Given that tanθ = 5/12, we can use the Pythagorean identity for the tangent function:
tan²θ + 1 = sec²θ
(5/12)² + 1 = sec²θ
25/144 + 1 = sec²θ
169/144 = sec²θ
Taking the square root of both sides, we get:
secθ = √(169/144)
secθ = 13/12
Since secθ = 1/cosθ, we have:
1/cosθ = 13/12
cosθ = 12/13
Using the Pythagorean identity for the cosine function:
sin²θ + cos²θ = 1
sin²θ + (12/13)² = 1
sin²θ + 144/169 = 1
sin²θ = 1 - 144/169
sin²θ = 25/169
sinθ = ±√(25/169)
sinθ = ±5/13
Since θ is in the first quadrant, we take the positive value:
sinθ = 5/13
Similarly, we can find the value of sinϕ using the given value of cotϕ.
cotϕ = 1/tanϕ
cotϕ = 11/13
Using the Pythagorean identity for the cotangent function:
cot²ϕ + 1 = csc²ϕ
(11/13)² + 1 = csc²ϕ
121/169 + 1 = csc²ϕ
290/169 = csc²ϕ
Taking the square root of both sides, we get:
cscϕ = √(290/169)
cscϕ = √290/13
Since cscϕ = 1/sinϕ, we have:
1/sinϕ = √290/13
sinϕ = 13/√290
To find sin(θ−ϕ), we can use the identity sin(A−B) = sinAcosB − cosAsinB.
sin(θ−ϕ) = sinθcosϕ − cosθsinϕ
Plugging in the values we found:
sin(θ−ϕ) = (5/13 * 11/13) - (12/13 * 13/√290)
sin(θ−ϕ) = (55/169) - (156/√290)
sin(θ−ϕ) = (55 - 156√290)/(169√290)
Therefore, the exact value of sin(θ−ϕ) is (55 - 156√290)/(169√290).

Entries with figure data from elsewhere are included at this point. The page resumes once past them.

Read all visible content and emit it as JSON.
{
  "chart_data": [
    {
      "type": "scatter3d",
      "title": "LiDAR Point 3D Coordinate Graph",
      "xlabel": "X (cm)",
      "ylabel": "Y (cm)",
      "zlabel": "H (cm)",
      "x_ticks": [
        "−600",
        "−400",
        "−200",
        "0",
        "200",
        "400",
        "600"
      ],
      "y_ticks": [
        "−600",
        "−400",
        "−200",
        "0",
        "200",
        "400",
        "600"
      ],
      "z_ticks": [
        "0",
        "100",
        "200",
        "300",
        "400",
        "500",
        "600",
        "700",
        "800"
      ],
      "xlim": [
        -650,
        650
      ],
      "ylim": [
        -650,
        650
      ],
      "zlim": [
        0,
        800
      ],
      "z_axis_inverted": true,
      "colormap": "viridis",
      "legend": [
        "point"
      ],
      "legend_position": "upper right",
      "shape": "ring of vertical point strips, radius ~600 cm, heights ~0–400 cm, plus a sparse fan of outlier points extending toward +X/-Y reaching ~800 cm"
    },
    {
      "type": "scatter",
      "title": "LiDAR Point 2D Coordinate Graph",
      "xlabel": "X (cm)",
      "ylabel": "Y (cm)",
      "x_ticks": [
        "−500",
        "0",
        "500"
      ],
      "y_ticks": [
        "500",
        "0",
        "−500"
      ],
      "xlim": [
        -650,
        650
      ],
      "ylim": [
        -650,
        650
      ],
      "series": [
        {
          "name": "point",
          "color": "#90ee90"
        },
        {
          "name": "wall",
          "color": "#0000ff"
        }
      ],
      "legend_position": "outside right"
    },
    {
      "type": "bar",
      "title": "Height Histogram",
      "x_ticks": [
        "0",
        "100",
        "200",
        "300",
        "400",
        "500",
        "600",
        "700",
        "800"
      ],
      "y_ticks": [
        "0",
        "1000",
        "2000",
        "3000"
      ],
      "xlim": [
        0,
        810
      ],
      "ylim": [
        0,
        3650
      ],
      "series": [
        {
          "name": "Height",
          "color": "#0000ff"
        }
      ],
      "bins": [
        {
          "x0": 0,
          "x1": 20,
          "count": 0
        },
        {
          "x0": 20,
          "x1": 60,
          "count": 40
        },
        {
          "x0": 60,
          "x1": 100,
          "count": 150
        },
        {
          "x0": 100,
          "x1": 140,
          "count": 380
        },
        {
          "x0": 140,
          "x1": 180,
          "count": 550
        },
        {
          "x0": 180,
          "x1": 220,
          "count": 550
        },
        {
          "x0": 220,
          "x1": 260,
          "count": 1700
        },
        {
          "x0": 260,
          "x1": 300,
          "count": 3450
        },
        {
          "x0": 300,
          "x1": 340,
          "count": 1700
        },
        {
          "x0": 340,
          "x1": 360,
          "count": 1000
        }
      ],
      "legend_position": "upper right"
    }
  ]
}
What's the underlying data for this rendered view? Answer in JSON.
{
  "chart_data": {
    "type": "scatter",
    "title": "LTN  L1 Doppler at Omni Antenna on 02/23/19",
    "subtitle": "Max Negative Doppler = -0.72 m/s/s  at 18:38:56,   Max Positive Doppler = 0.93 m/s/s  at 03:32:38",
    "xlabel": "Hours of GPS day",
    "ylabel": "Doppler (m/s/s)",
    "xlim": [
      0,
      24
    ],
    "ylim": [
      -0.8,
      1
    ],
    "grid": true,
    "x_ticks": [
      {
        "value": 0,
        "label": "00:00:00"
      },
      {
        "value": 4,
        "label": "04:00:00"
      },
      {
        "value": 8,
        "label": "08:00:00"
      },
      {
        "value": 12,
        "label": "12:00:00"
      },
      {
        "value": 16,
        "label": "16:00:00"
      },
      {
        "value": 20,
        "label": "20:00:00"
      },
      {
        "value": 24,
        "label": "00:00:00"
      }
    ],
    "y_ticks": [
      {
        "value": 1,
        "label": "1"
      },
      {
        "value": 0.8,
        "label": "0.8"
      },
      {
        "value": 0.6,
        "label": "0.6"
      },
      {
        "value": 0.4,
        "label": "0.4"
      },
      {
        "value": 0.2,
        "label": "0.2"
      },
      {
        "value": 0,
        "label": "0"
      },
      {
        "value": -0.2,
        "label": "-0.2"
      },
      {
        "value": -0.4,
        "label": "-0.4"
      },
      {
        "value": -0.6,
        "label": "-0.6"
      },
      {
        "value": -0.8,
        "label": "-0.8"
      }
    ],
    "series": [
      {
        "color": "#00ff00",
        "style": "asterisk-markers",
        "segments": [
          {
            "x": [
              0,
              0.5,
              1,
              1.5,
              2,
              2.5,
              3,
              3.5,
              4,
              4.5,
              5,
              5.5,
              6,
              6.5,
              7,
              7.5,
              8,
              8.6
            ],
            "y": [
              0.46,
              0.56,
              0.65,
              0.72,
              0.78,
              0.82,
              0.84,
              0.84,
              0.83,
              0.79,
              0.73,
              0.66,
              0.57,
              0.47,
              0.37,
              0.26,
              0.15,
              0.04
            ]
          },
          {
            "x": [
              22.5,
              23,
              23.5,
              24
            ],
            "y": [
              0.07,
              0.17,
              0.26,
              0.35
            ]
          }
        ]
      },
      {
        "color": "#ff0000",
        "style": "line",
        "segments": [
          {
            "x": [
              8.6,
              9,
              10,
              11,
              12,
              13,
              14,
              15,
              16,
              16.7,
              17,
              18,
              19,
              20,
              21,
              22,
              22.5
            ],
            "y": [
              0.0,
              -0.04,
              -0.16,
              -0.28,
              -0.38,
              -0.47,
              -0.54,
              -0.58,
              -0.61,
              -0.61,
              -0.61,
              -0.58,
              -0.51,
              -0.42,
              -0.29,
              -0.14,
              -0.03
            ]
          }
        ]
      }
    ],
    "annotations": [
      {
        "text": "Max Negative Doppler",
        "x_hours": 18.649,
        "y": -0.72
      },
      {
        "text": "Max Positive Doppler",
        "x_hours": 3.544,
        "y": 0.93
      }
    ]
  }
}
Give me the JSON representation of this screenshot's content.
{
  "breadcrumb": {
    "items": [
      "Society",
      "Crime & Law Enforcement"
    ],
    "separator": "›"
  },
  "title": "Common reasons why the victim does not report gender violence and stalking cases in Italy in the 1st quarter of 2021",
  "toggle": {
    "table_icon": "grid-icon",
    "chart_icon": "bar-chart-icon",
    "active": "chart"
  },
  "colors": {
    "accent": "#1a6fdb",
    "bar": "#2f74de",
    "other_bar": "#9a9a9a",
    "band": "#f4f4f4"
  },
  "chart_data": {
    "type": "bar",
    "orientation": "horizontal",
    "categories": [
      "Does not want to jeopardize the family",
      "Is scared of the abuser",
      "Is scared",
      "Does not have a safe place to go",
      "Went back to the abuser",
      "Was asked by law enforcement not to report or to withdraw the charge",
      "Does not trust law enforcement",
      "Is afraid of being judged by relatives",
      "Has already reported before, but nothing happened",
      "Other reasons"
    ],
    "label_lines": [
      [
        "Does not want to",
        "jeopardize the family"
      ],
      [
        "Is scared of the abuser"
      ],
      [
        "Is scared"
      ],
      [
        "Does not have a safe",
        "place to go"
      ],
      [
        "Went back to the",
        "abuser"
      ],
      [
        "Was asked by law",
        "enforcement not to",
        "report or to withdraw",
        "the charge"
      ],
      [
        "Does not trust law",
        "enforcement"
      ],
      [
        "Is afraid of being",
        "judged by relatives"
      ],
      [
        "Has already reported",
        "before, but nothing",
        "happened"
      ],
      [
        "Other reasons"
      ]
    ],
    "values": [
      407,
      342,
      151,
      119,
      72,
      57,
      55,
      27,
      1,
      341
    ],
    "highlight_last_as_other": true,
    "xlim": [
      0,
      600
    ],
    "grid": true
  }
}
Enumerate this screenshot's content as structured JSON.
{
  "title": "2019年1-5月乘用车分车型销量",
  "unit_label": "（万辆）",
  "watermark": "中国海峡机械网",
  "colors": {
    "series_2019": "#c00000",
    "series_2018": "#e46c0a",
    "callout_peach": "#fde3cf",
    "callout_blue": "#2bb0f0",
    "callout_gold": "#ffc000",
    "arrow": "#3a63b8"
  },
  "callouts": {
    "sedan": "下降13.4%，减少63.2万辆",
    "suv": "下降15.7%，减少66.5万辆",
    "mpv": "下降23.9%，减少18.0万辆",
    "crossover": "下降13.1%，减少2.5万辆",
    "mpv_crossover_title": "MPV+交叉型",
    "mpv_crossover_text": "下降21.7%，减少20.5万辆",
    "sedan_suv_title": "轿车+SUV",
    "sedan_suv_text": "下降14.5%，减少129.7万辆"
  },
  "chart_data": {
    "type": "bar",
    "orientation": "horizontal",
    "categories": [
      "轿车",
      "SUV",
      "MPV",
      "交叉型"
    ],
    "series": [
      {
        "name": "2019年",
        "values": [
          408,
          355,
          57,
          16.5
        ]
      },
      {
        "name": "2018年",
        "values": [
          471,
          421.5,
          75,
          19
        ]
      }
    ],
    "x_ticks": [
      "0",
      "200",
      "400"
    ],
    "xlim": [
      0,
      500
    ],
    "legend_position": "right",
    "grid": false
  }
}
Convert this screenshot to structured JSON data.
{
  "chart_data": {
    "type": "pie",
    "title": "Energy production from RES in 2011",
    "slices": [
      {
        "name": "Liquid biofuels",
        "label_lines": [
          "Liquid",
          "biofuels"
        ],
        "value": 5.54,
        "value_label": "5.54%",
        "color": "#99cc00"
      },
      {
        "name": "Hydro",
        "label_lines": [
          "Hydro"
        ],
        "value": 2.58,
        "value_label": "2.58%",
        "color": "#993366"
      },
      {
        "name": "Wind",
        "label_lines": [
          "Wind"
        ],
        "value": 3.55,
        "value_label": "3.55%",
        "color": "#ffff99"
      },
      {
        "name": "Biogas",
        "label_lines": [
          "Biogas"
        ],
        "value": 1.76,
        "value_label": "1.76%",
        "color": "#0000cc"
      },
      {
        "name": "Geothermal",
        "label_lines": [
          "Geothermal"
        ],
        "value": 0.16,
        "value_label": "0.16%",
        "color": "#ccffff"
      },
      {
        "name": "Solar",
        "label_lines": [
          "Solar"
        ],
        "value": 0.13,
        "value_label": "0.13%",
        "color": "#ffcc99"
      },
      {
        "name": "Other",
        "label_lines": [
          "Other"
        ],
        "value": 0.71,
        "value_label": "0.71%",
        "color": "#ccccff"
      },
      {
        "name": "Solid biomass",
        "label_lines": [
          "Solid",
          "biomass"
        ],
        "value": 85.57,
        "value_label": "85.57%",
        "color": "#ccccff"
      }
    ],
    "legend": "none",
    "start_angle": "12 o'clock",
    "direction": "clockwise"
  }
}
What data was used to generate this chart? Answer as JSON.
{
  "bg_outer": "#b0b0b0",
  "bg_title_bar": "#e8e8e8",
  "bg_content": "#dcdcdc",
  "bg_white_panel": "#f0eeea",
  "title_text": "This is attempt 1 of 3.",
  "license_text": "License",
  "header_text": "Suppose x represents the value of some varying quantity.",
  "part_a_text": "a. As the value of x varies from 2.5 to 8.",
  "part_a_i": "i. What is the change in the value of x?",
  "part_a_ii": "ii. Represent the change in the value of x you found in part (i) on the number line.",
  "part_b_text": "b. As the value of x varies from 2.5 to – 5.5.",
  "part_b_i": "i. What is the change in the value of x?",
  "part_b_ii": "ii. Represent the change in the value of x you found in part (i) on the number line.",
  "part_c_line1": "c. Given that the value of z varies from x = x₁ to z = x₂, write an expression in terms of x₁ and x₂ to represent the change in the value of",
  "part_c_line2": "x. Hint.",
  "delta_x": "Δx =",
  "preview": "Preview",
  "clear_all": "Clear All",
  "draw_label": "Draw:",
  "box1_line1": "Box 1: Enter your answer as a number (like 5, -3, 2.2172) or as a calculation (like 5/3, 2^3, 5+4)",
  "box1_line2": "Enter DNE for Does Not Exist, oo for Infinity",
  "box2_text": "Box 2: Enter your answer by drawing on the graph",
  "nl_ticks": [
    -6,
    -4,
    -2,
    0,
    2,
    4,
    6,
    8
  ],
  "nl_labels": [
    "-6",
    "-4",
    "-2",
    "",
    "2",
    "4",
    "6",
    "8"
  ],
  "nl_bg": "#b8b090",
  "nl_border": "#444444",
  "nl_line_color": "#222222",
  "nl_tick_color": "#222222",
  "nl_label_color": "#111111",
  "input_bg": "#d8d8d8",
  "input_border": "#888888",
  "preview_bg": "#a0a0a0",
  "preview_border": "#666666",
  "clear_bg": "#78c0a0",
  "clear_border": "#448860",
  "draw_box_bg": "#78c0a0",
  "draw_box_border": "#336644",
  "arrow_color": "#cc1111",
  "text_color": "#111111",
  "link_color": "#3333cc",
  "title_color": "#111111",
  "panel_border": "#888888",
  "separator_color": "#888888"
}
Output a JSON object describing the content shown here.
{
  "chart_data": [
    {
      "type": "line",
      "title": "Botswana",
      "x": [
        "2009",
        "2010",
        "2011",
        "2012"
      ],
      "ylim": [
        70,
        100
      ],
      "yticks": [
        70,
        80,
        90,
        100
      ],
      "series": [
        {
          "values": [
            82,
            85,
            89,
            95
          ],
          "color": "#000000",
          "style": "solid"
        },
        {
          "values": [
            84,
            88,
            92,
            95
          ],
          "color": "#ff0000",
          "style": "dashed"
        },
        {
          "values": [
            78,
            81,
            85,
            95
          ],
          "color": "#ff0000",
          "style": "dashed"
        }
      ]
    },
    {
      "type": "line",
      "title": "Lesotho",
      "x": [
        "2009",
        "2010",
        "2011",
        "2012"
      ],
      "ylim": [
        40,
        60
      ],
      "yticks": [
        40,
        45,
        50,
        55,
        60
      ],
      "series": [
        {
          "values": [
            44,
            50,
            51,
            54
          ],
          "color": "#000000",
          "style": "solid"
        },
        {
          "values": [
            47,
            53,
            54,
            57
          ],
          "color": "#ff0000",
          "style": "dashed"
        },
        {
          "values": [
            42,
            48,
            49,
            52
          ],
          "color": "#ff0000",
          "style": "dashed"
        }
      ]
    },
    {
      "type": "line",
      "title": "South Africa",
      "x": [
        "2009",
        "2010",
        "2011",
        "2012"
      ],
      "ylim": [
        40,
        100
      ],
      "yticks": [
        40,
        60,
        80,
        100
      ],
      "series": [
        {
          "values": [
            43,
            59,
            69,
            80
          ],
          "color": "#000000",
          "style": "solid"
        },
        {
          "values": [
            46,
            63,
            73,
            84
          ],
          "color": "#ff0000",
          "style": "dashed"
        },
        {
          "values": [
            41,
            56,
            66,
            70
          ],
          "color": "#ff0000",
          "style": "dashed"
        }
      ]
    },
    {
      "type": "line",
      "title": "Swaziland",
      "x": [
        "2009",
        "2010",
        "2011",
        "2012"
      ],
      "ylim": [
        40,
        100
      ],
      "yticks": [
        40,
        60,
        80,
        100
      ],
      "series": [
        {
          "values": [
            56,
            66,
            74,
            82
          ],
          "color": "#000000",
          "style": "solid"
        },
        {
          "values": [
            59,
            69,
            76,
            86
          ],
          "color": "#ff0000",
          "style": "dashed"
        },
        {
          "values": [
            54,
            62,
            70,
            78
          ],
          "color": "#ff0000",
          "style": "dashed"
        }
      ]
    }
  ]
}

To find the exact value of sin(θ−ϕ), we will use the trigonometric identities.
We know that tanθ=5/12, so let's find the other trigonometric values for θ. First, let's find the value of sinθ.
Using the identity tanθ = sinθ/cosθ, we can rewrite tanθ as sinθ/cosθ:
5/12 = sinθ/cosθ
Next, let's find the value of cosθ. Using the Pythagorean identity sin^2θ + cos^2θ = 1, we can substitute sinθ = 5/12 into the equation:
(5/12)^2 + cos^2θ = 1
25/144 + cos^2θ = 1
cos^2θ = 1 - 25/144
cos^2θ = 144/144 - 25/144
cos^2θ = 119/144
Taking the square root of both sides, we get:
cosθ = ±√(119/144)
Since θ is in the first quadrant, cosθ will be positive. Therefore:
cosθ = √(119/144)
Similarly, we know cotϕ=11/13, so let's find the other trigonometric values for ϕ. First, let's find the value of cosϕ.
Using the identity cotϕ = cosϕ/sinϕ, we can rewrite cotϕ as cosϕ/sinϕ:
11/13 = cosϕ/sinϕ
Next, let's find the value of sinϕ. Using the Pythagorean identity sin^2ϕ + cos^2ϕ = 1, we can substitute cosϕ = 11/13 into the equation:
sin^2ϕ + (11/13)^2 = 1
sin^2ϕ + 121/169 = 1
sin^2ϕ = 169/169 - 121/169
sin^2ϕ = 48/169
Taking the square root of both sides, we get:
sinϕ = ±√(48/169)
Since ϕ is in the first quadrant, sinϕ will be positive. Therefore:
sinϕ = √(48/169)
Now, let's find the value of sin(θ−ϕ). Using the trigonometric identity sin(θ−ϕ) = sinθcosϕ - cosθsinϕ, we can substitute the known values:
sin(θ−ϕ) = (sinθ)(cosϕ) - (cosθ)(sinϕ)
sin(θ−ϕ) = (√(119/144))(√(48/169)) - (√(119/144))(√(48/169))
sin(θ−ϕ) = (√(119/144 * 48/169)) - (√(119/144 * 48/169))
sin(θ−ϕ) = √(119/144 * 48/169) - √(119/144 * 48/169)
sin(θ−ϕ) = √(119*48)/(144*169)
Hence, the exact value of sin(θ−ϕ) is √(119*48)/(144*169).